A = [941 1336; 697 1209; 697 1336; 697 1477; 770 1209; 770 1336; 770 1477; 852 1209; 852 1336; 852 1477];

%

frow = A(n+1,1);

fcol = A(n+1,2);

%

y1 = sin(2*pi*frow*t);

y2 = sin(2*pi*fcol*t);

y = (y1+y2)/2;

%

return;

2) Decoding a phone number

An important question related to telephony: is it possible to determine a phone number by simply listening to its signal?

Let us consider again the signal corresponding to the button 5. Figure 2A shows the signal generated by the program given above, in the time interval [0 0.015s]. Note that in this representation, it is difficult to identify the two fundamental tones that make up this signal. It is possible however to identify these tones by performing a Fourier series analysis of the signal: figure 2B shows the Fourier coefficients corresponding to this signal in the frequency range corresponding to the DTMF frequencies.
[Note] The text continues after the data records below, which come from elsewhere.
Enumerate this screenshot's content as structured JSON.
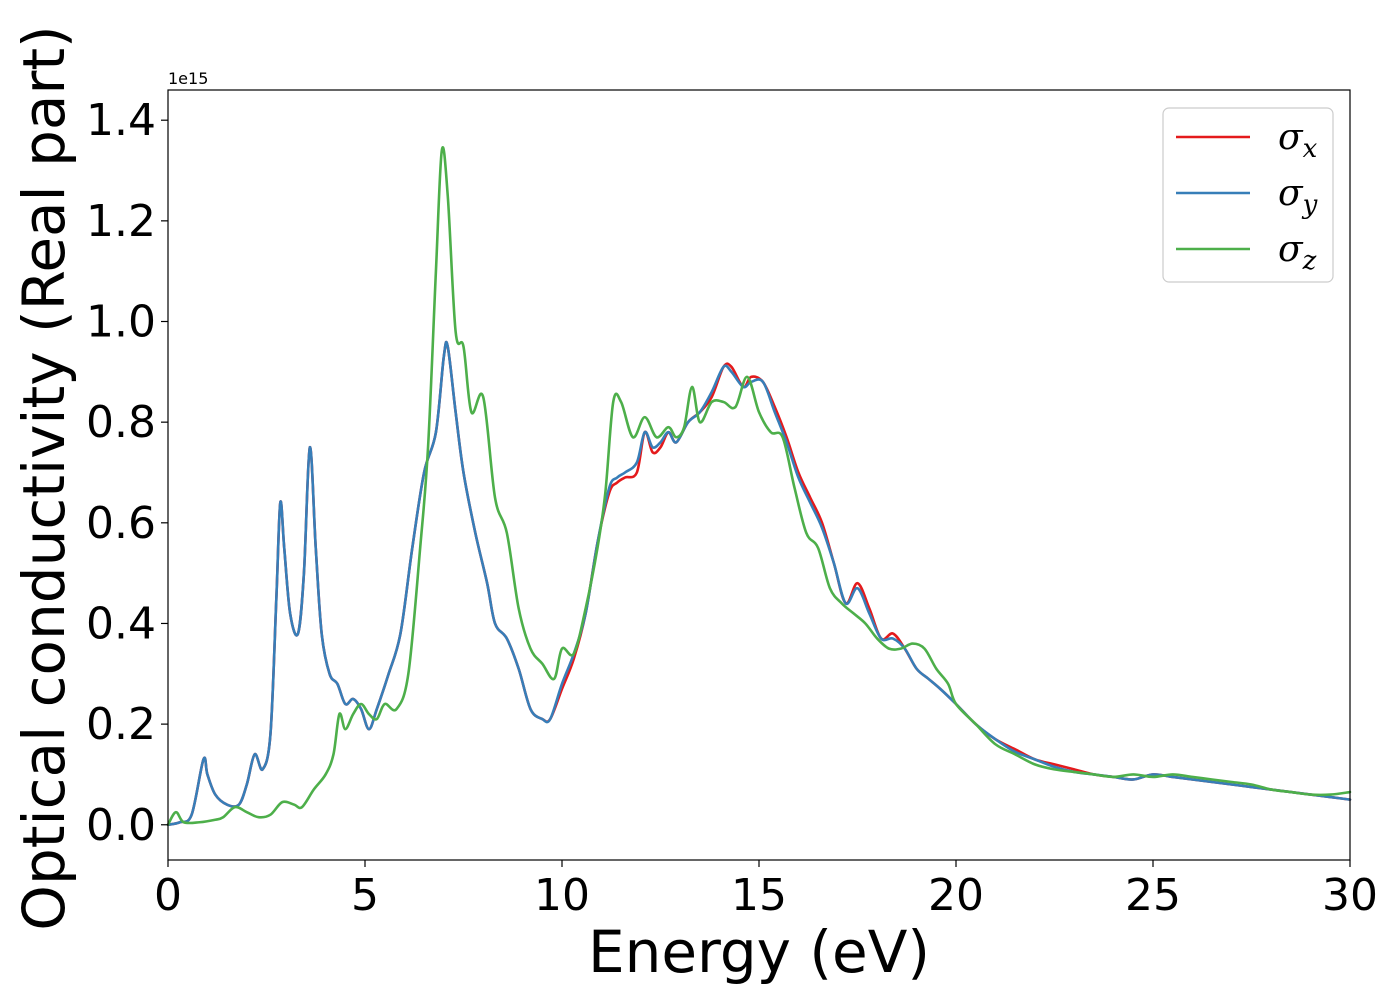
{
  "chart_data": {
    "type": "line",
    "xlabel": "Energy (eV)",
    "ylabel": "Optical conductivity (Real part)",
    "y_offset_text": "1e15",
    "xlim": [
      0,
      30
    ],
    "ylim": [
      -0.07,
      1.46
    ],
    "xticks": [
      0,
      5,
      10,
      15,
      20,
      25,
      30
    ],
    "xtick_labels": [
      "0",
      "5",
      "10",
      "15",
      "20",
      "25",
      "30"
    ],
    "yticks": [
      0.0,
      0.2,
      0.4,
      0.6,
      0.8,
      1.0,
      1.2,
      1.4
    ],
    "ytick_labels": [
      "0.0",
      "0.2",
      "0.4",
      "0.6",
      "0.8",
      "1.0",
      "1.2",
      "1.4"
    ],
    "grid": false,
    "legend_position": "top-right",
    "series": [
      {
        "name": "σx",
        "legend_base": "σ",
        "legend_sub": "x",
        "color": "#e41a1c",
        "points": [
          [
            0,
            0.0
          ],
          [
            0.3,
            0.005
          ],
          [
            0.6,
            0.02
          ],
          [
            0.9,
            0.13
          ],
          [
            1.0,
            0.1
          ],
          [
            1.2,
            0.06
          ],
          [
            1.5,
            0.04
          ],
          [
            1.8,
            0.04
          ],
          [
            2.0,
            0.08
          ],
          [
            2.2,
            0.14
          ],
          [
            2.4,
            0.11
          ],
          [
            2.6,
            0.18
          ],
          [
            2.75,
            0.45
          ],
          [
            2.85,
            0.64
          ],
          [
            2.95,
            0.55
          ],
          [
            3.1,
            0.42
          ],
          [
            3.3,
            0.38
          ],
          [
            3.45,
            0.5
          ],
          [
            3.6,
            0.75
          ],
          [
            3.75,
            0.55
          ],
          [
            3.9,
            0.38
          ],
          [
            4.1,
            0.3
          ],
          [
            4.3,
            0.28
          ],
          [
            4.5,
            0.24
          ],
          [
            4.7,
            0.25
          ],
          [
            4.9,
            0.23
          ],
          [
            5.1,
            0.19
          ],
          [
            5.3,
            0.23
          ],
          [
            5.6,
            0.3
          ],
          [
            5.9,
            0.38
          ],
          [
            6.2,
            0.55
          ],
          [
            6.5,
            0.7
          ],
          [
            6.8,
            0.78
          ],
          [
            7.0,
            0.93
          ],
          [
            7.1,
            0.95
          ],
          [
            7.3,
            0.82
          ],
          [
            7.5,
            0.7
          ],
          [
            7.8,
            0.58
          ],
          [
            8.1,
            0.48
          ],
          [
            8.3,
            0.4
          ],
          [
            8.6,
            0.37
          ],
          [
            8.9,
            0.31
          ],
          [
            9.2,
            0.23
          ],
          [
            9.5,
            0.21
          ],
          [
            9.7,
            0.21
          ],
          [
            10.0,
            0.27
          ],
          [
            10.3,
            0.33
          ],
          [
            10.6,
            0.42
          ],
          [
            10.9,
            0.56
          ],
          [
            11.2,
            0.66
          ],
          [
            11.4,
            0.68
          ],
          [
            11.6,
            0.69
          ],
          [
            11.9,
            0.7
          ],
          [
            12.1,
            0.78
          ],
          [
            12.3,
            0.74
          ],
          [
            12.5,
            0.75
          ],
          [
            12.7,
            0.78
          ],
          [
            12.9,
            0.76
          ],
          [
            13.2,
            0.8
          ],
          [
            13.5,
            0.82
          ],
          [
            13.8,
            0.85
          ],
          [
            14.1,
            0.91
          ],
          [
            14.3,
            0.91
          ],
          [
            14.6,
            0.87
          ],
          [
            14.8,
            0.89
          ],
          [
            15.1,
            0.88
          ],
          [
            15.4,
            0.83
          ],
          [
            15.7,
            0.77
          ],
          [
            16.0,
            0.7
          ],
          [
            16.3,
            0.65
          ],
          [
            16.6,
            0.6
          ],
          [
            16.9,
            0.52
          ],
          [
            17.2,
            0.44
          ],
          [
            17.5,
            0.48
          ],
          [
            17.8,
            0.43
          ],
          [
            18.1,
            0.37
          ],
          [
            18.4,
            0.38
          ],
          [
            18.7,
            0.35
          ],
          [
            19.0,
            0.31
          ],
          [
            19.3,
            0.29
          ],
          [
            19.6,
            0.27
          ],
          [
            20.0,
            0.24
          ],
          [
            20.5,
            0.2
          ],
          [
            21.0,
            0.17
          ],
          [
            21.5,
            0.15
          ],
          [
            22.0,
            0.13
          ],
          [
            22.5,
            0.12
          ],
          [
            23.0,
            0.11
          ],
          [
            23.5,
            0.1
          ],
          [
            24.0,
            0.095
          ],
          [
            24.5,
            0.09
          ],
          [
            25.0,
            0.1
          ],
          [
            25.5,
            0.095
          ],
          [
            26.0,
            0.09
          ],
          [
            26.5,
            0.085
          ],
          [
            27.0,
            0.08
          ],
          [
            27.5,
            0.075
          ],
          [
            28.0,
            0.07
          ],
          [
            28.5,
            0.065
          ],
          [
            29.0,
            0.06
          ],
          [
            29.5,
            0.055
          ],
          [
            30.0,
            0.05
          ]
        ]
      },
      {
        "name": "σy",
        "legend_base": "σ",
        "legend_sub": "y",
        "color": "#377eb8",
        "points": [
          [
            0,
            0.0
          ],
          [
            0.3,
            0.005
          ],
          [
            0.6,
            0.02
          ],
          [
            0.9,
            0.13
          ],
          [
            1.0,
            0.1
          ],
          [
            1.2,
            0.06
          ],
          [
            1.5,
            0.04
          ],
          [
            1.8,
            0.04
          ],
          [
            2.0,
            0.08
          ],
          [
            2.2,
            0.14
          ],
          [
            2.4,
            0.11
          ],
          [
            2.6,
            0.18
          ],
          [
            2.75,
            0.45
          ],
          [
            2.85,
            0.64
          ],
          [
            2.95,
            0.55
          ],
          [
            3.1,
            0.42
          ],
          [
            3.3,
            0.38
          ],
          [
            3.45,
            0.5
          ],
          [
            3.6,
            0.75
          ],
          [
            3.75,
            0.55
          ],
          [
            3.9,
            0.38
          ],
          [
            4.1,
            0.3
          ],
          [
            4.3,
            0.28
          ],
          [
            4.5,
            0.24
          ],
          [
            4.7,
            0.25
          ],
          [
            4.9,
            0.23
          ],
          [
            5.1,
            0.19
          ],
          [
            5.3,
            0.23
          ],
          [
            5.6,
            0.3
          ],
          [
            5.9,
            0.38
          ],
          [
            6.2,
            0.55
          ],
          [
            6.5,
            0.7
          ],
          [
            6.8,
            0.78
          ],
          [
            7.0,
            0.93
          ],
          [
            7.1,
            0.95
          ],
          [
            7.3,
            0.82
          ],
          [
            7.5,
            0.7
          ],
          [
            7.8,
            0.58
          ],
          [
            8.1,
            0.48
          ],
          [
            8.3,
            0.4
          ],
          [
            8.6,
            0.37
          ],
          [
            8.9,
            0.31
          ],
          [
            9.2,
            0.23
          ],
          [
            9.5,
            0.21
          ],
          [
            9.7,
            0.21
          ],
          [
            10.0,
            0.28
          ],
          [
            10.3,
            0.34
          ],
          [
            10.6,
            0.42
          ],
          [
            10.9,
            0.56
          ],
          [
            11.2,
            0.67
          ],
          [
            11.4,
            0.69
          ],
          [
            11.6,
            0.7
          ],
          [
            11.9,
            0.72
          ],
          [
            12.1,
            0.78
          ],
          [
            12.3,
            0.75
          ],
          [
            12.5,
            0.76
          ],
          [
            12.7,
            0.78
          ],
          [
            12.9,
            0.76
          ],
          [
            13.2,
            0.8
          ],
          [
            13.5,
            0.82
          ],
          [
            13.8,
            0.86
          ],
          [
            14.1,
            0.91
          ],
          [
            14.3,
            0.9
          ],
          [
            14.6,
            0.87
          ],
          [
            14.8,
            0.88
          ],
          [
            15.1,
            0.88
          ],
          [
            15.4,
            0.82
          ],
          [
            15.7,
            0.76
          ],
          [
            16.0,
            0.69
          ],
          [
            16.3,
            0.64
          ],
          [
            16.6,
            0.59
          ],
          [
            16.9,
            0.52
          ],
          [
            17.2,
            0.44
          ],
          [
            17.5,
            0.47
          ],
          [
            17.8,
            0.42
          ],
          [
            18.1,
            0.37
          ],
          [
            18.4,
            0.37
          ],
          [
            18.7,
            0.35
          ],
          [
            19.0,
            0.31
          ],
          [
            19.3,
            0.29
          ],
          [
            19.6,
            0.27
          ],
          [
            20.0,
            0.24
          ],
          [
            20.5,
            0.2
          ],
          [
            21.0,
            0.17
          ],
          [
            21.5,
            0.145
          ],
          [
            22.0,
            0.13
          ],
          [
            22.5,
            0.115
          ],
          [
            23.0,
            0.105
          ],
          [
            23.5,
            0.1
          ],
          [
            24.0,
            0.095
          ],
          [
            24.5,
            0.09
          ],
          [
            25.0,
            0.1
          ],
          [
            25.5,
            0.095
          ],
          [
            26.0,
            0.09
          ],
          [
            26.5,
            0.085
          ],
          [
            27.0,
            0.08
          ],
          [
            27.5,
            0.075
          ],
          [
            28.0,
            0.07
          ],
          [
            28.5,
            0.065
          ],
          [
            29.0,
            0.06
          ],
          [
            29.5,
            0.055
          ],
          [
            30.0,
            0.05
          ]
        ]
      },
      {
        "name": "σz",
        "legend_base": "σ",
        "legend_sub": "z",
        "color": "#4daf4a",
        "points": [
          [
            0,
            0.0
          ],
          [
            0.2,
            0.025
          ],
          [
            0.4,
            0.005
          ],
          [
            0.8,
            0.005
          ],
          [
            1.2,
            0.01
          ],
          [
            1.4,
            0.015
          ],
          [
            1.7,
            0.035
          ],
          [
            2.0,
            0.025
          ],
          [
            2.3,
            0.015
          ],
          [
            2.6,
            0.02
          ],
          [
            2.9,
            0.045
          ],
          [
            3.2,
            0.04
          ],
          [
            3.4,
            0.035
          ],
          [
            3.7,
            0.07
          ],
          [
            4.0,
            0.1
          ],
          [
            4.2,
            0.14
          ],
          [
            4.35,
            0.22
          ],
          [
            4.5,
            0.19
          ],
          [
            4.7,
            0.22
          ],
          [
            4.9,
            0.24
          ],
          [
            5.1,
            0.22
          ],
          [
            5.3,
            0.21
          ],
          [
            5.5,
            0.24
          ],
          [
            5.8,
            0.23
          ],
          [
            6.1,
            0.3
          ],
          [
            6.4,
            0.55
          ],
          [
            6.6,
            0.75
          ],
          [
            6.8,
            1.1
          ],
          [
            6.95,
            1.34
          ],
          [
            7.1,
            1.25
          ],
          [
            7.3,
            0.98
          ],
          [
            7.5,
            0.95
          ],
          [
            7.7,
            0.82
          ],
          [
            8.0,
            0.85
          ],
          [
            8.3,
            0.65
          ],
          [
            8.6,
            0.58
          ],
          [
            8.9,
            0.43
          ],
          [
            9.2,
            0.35
          ],
          [
            9.5,
            0.32
          ],
          [
            9.8,
            0.29
          ],
          [
            10.0,
            0.35
          ],
          [
            10.3,
            0.34
          ],
          [
            10.6,
            0.43
          ],
          [
            10.9,
            0.55
          ],
          [
            11.1,
            0.66
          ],
          [
            11.3,
            0.84
          ],
          [
            11.5,
            0.84
          ],
          [
            11.8,
            0.77
          ],
          [
            12.1,
            0.81
          ],
          [
            12.4,
            0.77
          ],
          [
            12.7,
            0.79
          ],
          [
            12.9,
            0.77
          ],
          [
            13.1,
            0.79
          ],
          [
            13.3,
            0.87
          ],
          [
            13.5,
            0.8
          ],
          [
            13.8,
            0.84
          ],
          [
            14.1,
            0.84
          ],
          [
            14.4,
            0.83
          ],
          [
            14.7,
            0.89
          ],
          [
            15.0,
            0.82
          ],
          [
            15.3,
            0.78
          ],
          [
            15.6,
            0.77
          ],
          [
            15.9,
            0.67
          ],
          [
            16.2,
            0.58
          ],
          [
            16.5,
            0.55
          ],
          [
            16.8,
            0.47
          ],
          [
            17.1,
            0.44
          ],
          [
            17.4,
            0.42
          ],
          [
            17.7,
            0.4
          ],
          [
            18.0,
            0.37
          ],
          [
            18.3,
            0.35
          ],
          [
            18.6,
            0.35
          ],
          [
            18.9,
            0.36
          ],
          [
            19.2,
            0.35
          ],
          [
            19.5,
            0.31
          ],
          [
            19.8,
            0.28
          ],
          [
            20.0,
            0.24
          ],
          [
            20.5,
            0.2
          ],
          [
            21.0,
            0.16
          ],
          [
            21.5,
            0.14
          ],
          [
            22.0,
            0.12
          ],
          [
            22.5,
            0.11
          ],
          [
            23.0,
            0.105
          ],
          [
            23.5,
            0.1
          ],
          [
            24.0,
            0.095
          ],
          [
            24.5,
            0.1
          ],
          [
            25.0,
            0.095
          ],
          [
            25.5,
            0.1
          ],
          [
            26.0,
            0.095
          ],
          [
            26.5,
            0.09
          ],
          [
            27.0,
            0.085
          ],
          [
            27.5,
            0.08
          ],
          [
            28.0,
            0.07
          ],
          [
            28.5,
            0.065
          ],
          [
            29.0,
            0.06
          ],
          [
            29.5,
            0.06
          ],
          [
            30.0,
            0.065
          ]
        ]
      }
    ]
  }
}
Cleary, this signal contains two fundamental tones, at frequencies 770 and 1336, and therefore corresponds to the button 5.

Code for generating this figure:

%

% Subplot 1: time signal

%

figure;

subplot(2,1,1);

plot(t,y,’-r’)

%

% limit to first 0.015 s

%

axis([0 0.015 -1 1]);

xlabel(‘t (s)’);

title(‘Tone for 5 button’);

%

% Subplot 2: Fourier series

%

subplot(2,1,2)

%

% Compute Fourier series

%

p = abs(fft(y));

n = length(y);

%

% Get corresponding frequency values

%

f = (0:n-1)*(Fs/n);

plot(f,p);

axis([500 1700 0 300]);

%
% Find peak position

%

[peak_amp peak_loc]=findpeaks(p,’Minpeakheight’,200);

%
% peak_loc is in point; convert to frequency

%

freq=f(peak_loc);

%
% Only keep values in DTMF range

%

peak_freq=freq(freq < 1700);

peak_height = peak_amp(freq < 1700);

%

hold on

str=num2str(int32(peak_freq));

text(peak_freq(1),peak_height(1),str(1));

text(peak_freq(2),peak_height(2),str(2));

Problem: the file phone.dat contains the signal recorded when a 11-digit phone number is dialed. Analyze this signal and identify the phone number.

The phone number is : 1-508-647-7001

Figure 2: The signal for the ‘5’ button and its Fourier analysis.